Cell 13 was on the same floor as the prison offices. The Thinking Machine couldn’t see the ground through the window of his cell. However, there were only four steps up to the office floor. Therefore the cell must be near the ground. Good.

The Thinking Machine remembered how he had come to the cell. First there was the outside guard’s room which formed part of the wall, next to the prison gates. There was always one guard at these gates who let people come into the prison and then let them out again when the warden told him to. The warden’s office was in the prison building. From the yard you had to pass through a solid steel door to get to it. The door had only one small hole in it to see who was there. Then between the office and Cell 13 there was a heavy wooden door and two steel doors in the corridors of the prison. Then, of course, there was the door of Cell 13.

“There are seven doors between Cell 13 and freedom,” thought The Thinking Machine. “It will not be easy. But there are advantages. I am alone here. Nobody looks at what I am doing.
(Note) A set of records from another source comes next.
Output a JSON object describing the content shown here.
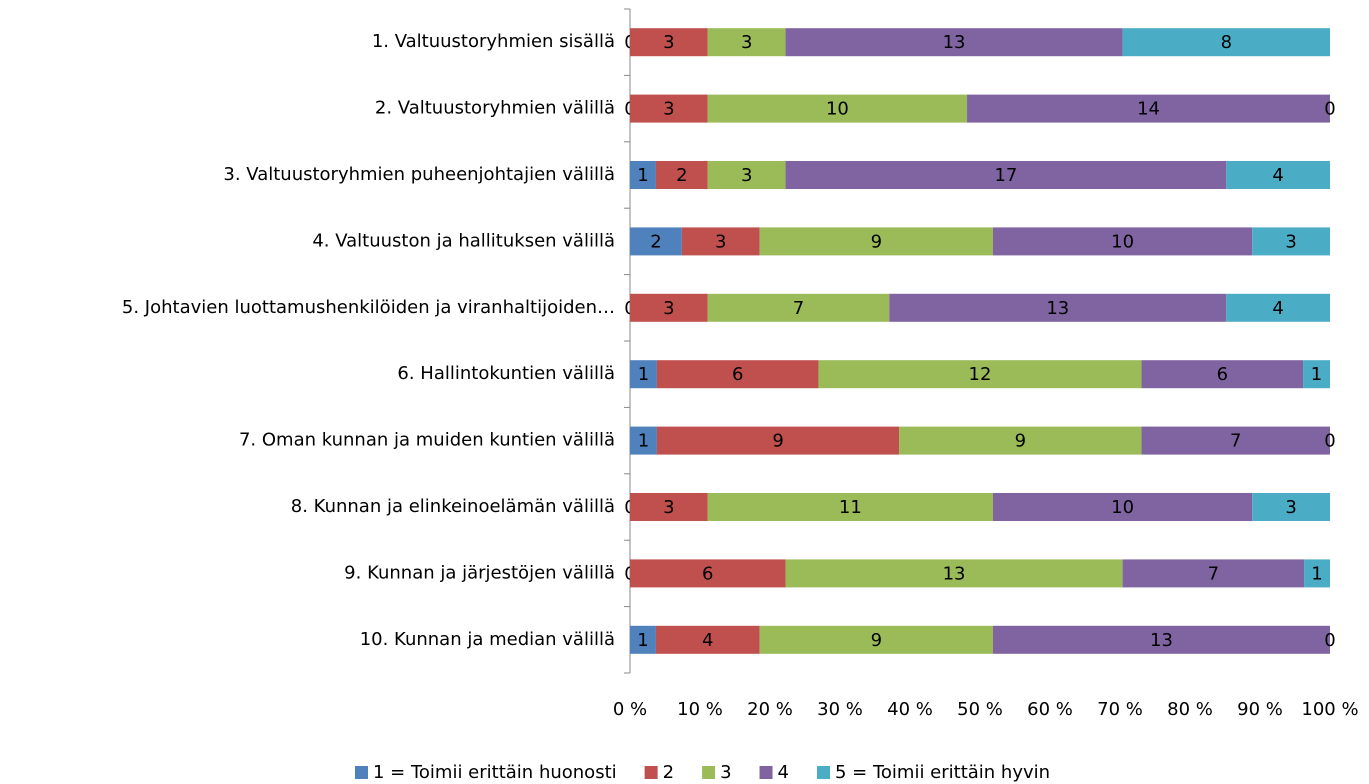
{
  "chart_data": {
    "type": "bar",
    "orientation": "horizontal",
    "stacking": "percent",
    "categories": [
      "1. Valtuustoryhmien sisällä",
      "2. Valtuustoryhmien välillä",
      "3. Valtuustoryhmien puheenjohtajien välillä",
      "4. Valtuuston ja hallituksen välillä",
      "5. Johtavien luottamushenkilöiden ja viranhaltijoiden…",
      "6. Hallintokuntien välillä",
      "7. Oman kunnan ja muiden kuntien välillä",
      "8. Kunnan ja elinkeinoelämän välillä",
      "9. Kunnan ja järjestöjen välillä",
      "10. Kunnan ja median välillä"
    ],
    "series": [
      {
        "name": "1 = Toimii erittäin huonosti",
        "color": "#4f81bd",
        "values": [
          0,
          0,
          1,
          2,
          0,
          1,
          1,
          0,
          0,
          1
        ]
      },
      {
        "name": "2",
        "color": "#c0504d",
        "values": [
          3,
          3,
          2,
          3,
          3,
          6,
          9,
          3,
          6,
          4
        ]
      },
      {
        "name": "3",
        "color": "#9bbb59",
        "values": [
          3,
          10,
          3,
          9,
          7,
          12,
          9,
          11,
          13,
          9
        ]
      },
      {
        "name": "4",
        "color": "#8064a2",
        "values": [
          13,
          14,
          17,
          10,
          13,
          6,
          7,
          10,
          7,
          13
        ]
      },
      {
        "name": "5 = Toimii erittäin hyvin",
        "color": "#4bacc6",
        "values": [
          8,
          0,
          4,
          3,
          4,
          1,
          0,
          3,
          1,
          0
        ]
      }
    ],
    "xlim": [
      0,
      100
    ],
    "xticks": [
      {
        "value": 0,
        "label": "0 %"
      },
      {
        "value": 10,
        "label": "10 %"
      },
      {
        "value": 20,
        "label": "20 %"
      },
      {
        "value": 30,
        "label": "30 %"
      },
      {
        "value": 40,
        "label": "40 %"
      },
      {
        "value": 50,
        "label": "50 %"
      },
      {
        "value": 60,
        "label": "60 %"
      },
      {
        "value": 70,
        "label": "70 %"
      },
      {
        "value": 80,
        "label": "80 %"
      },
      {
        "value": 90,
        "label": "90 %"
      },
      {
        "value": 100,
        "label": "100 %"
      }
    ],
    "legend": "bottom"
  }
}
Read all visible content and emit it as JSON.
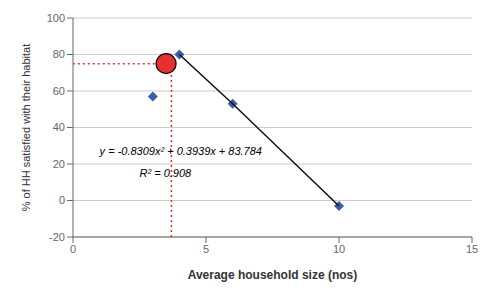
{
  "chart_data": {
    "type": "scatter",
    "x_label": "Average household size (nos)",
    "y_label": "% of HH satisfied with their habitat",
    "xlim": [
      0,
      15
    ],
    "ylim": [
      -20,
      100
    ],
    "xticks": [
      0,
      5,
      10,
      15
    ],
    "yticks": [
      -20,
      0,
      20,
      40,
      60,
      80,
      100
    ],
    "grid": true,
    "series": [
      {
        "type": "scatter",
        "marker": "diamond",
        "color": "#3B5EAB",
        "x": [
          3,
          4,
          6,
          10
        ],
        "values": [
          57,
          80,
          53,
          -3
        ]
      },
      {
        "type": "line",
        "line_style": "solid",
        "color": "#111111",
        "x": [
          4,
          6,
          10
        ],
        "values": [
          80,
          53,
          -3
        ]
      },
      {
        "type": "line",
        "line_style": "dotted",
        "color": "#E83030",
        "x": [
          3.7,
          3.7,
          0
        ],
        "values": [
          -20,
          75,
          75
        ]
      },
      {
        "type": "scatter",
        "marker": "circle",
        "color": "#E83030",
        "x": [
          3.5
        ],
        "values": [
          75
        ]
      }
    ],
    "annotations": [
      {
        "text": "y = -0.8309x² + 0.3939x + 83.784",
        "x": 1.0,
        "y": 25
      },
      {
        "text": "R² = 0.908",
        "x": 2.5,
        "y": 13
      }
    ]
  }
}
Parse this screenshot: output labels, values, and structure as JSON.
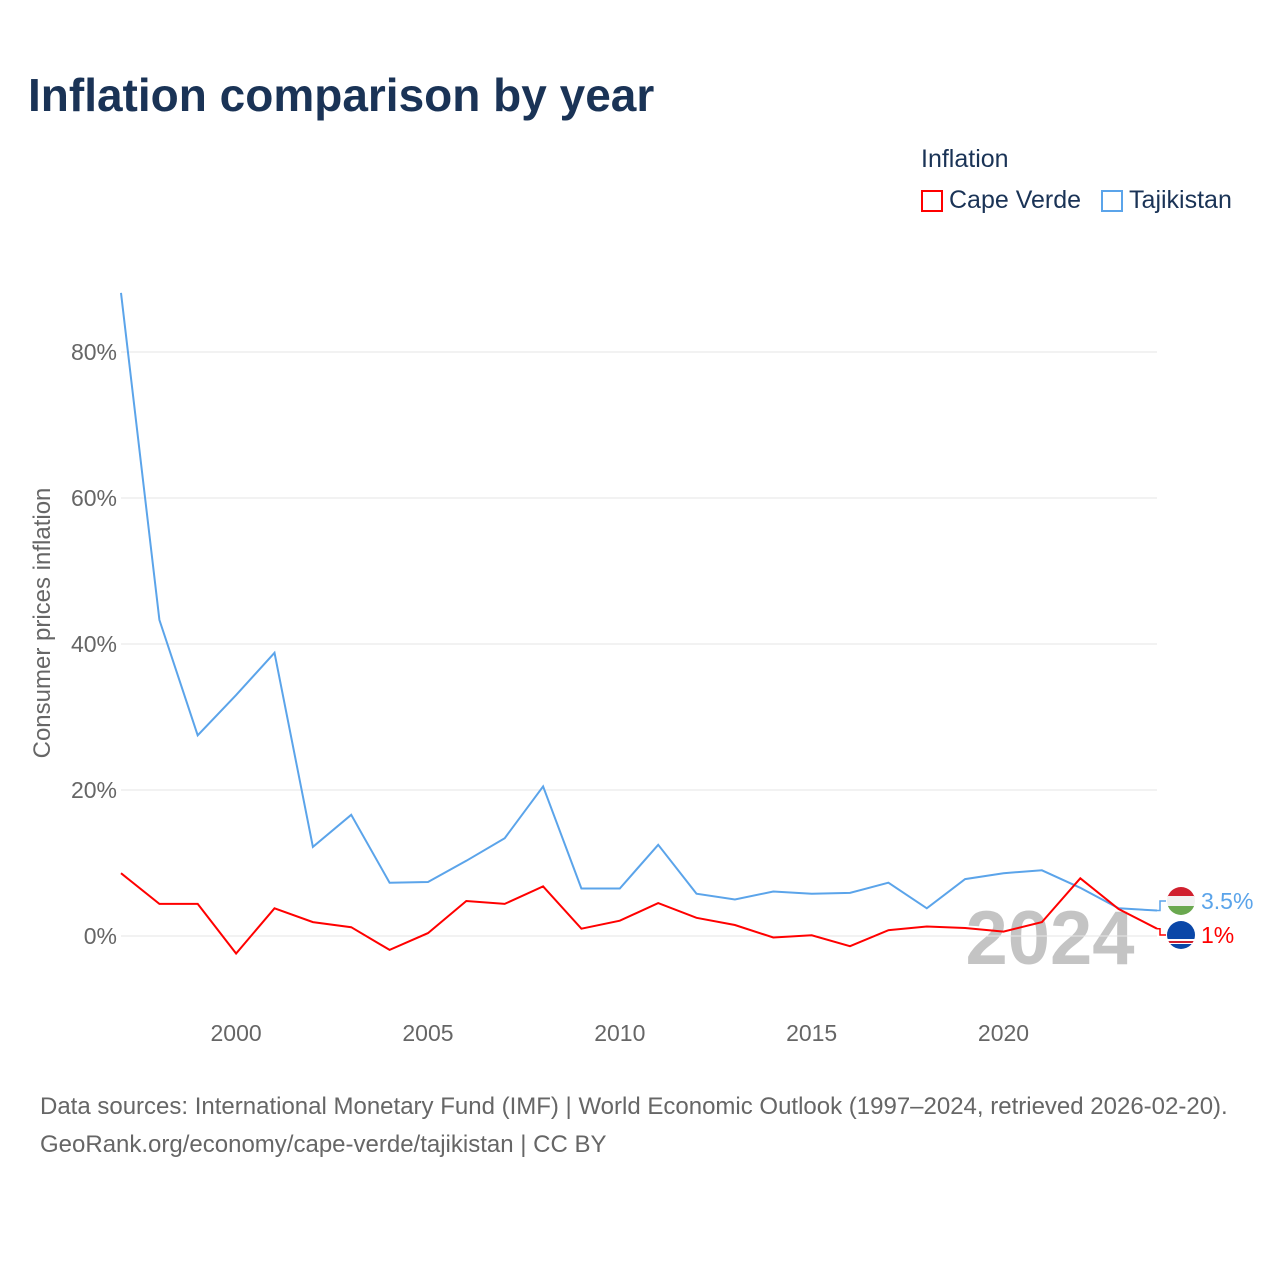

There is one guard who brings my food three times a day, at six o’clock in the morning, at noon, then again at six in the afternoon.

And then there is the inspection at nine o’clock. But that is all.”

There was nothing, absolutely nothing in his cell except a bed that was strongly made and impossible to dismantle. There was no chair, no table, no cup or fork or spoon. Nothing. The guard watched him while he ate and took away his plate and spoon as soon as he had finished.

The Thinking Machine considered all these facts very carefully. Then he began an examination of his cell. He examined the stones in the walls and roof and the cement between them. He walked over the floor many times but it was solid cement. After the examination he sat on his bed and thought for a long time. Because Professor Augustus S.F.X. Van Dusen had something to think about.

Suddenly, he was disturbed by a rat which ran across his foot and disappeared into a dark corner of the cell. The Thinking Machine looked hard into the corner. After some time he saw several pairs of yellow eyes looking back at him.

Then for the first time The Thinking Machine noticed the bottom of his cell door. There was a space of about five centimeters between the steel bar and the floor. The Thinking Machine walked into the corner where the rats were, but he continued to look at the door. The rats were afraid and tried to escape. There was the sound of running feet and several squeaks and then silence.

None of the rats had gone out the door, yet the cell was now empty. Therefore there must be another way out of the cell, even if it was very small. He got down on his hands and knees and began to look for the opening. Finally he found it. It was a small circular hole in the floor about four centimeters in diameter. “So this is how the rats escaped. Interesting.” He put his hand in the hole. It seemed to be an old drainpipe.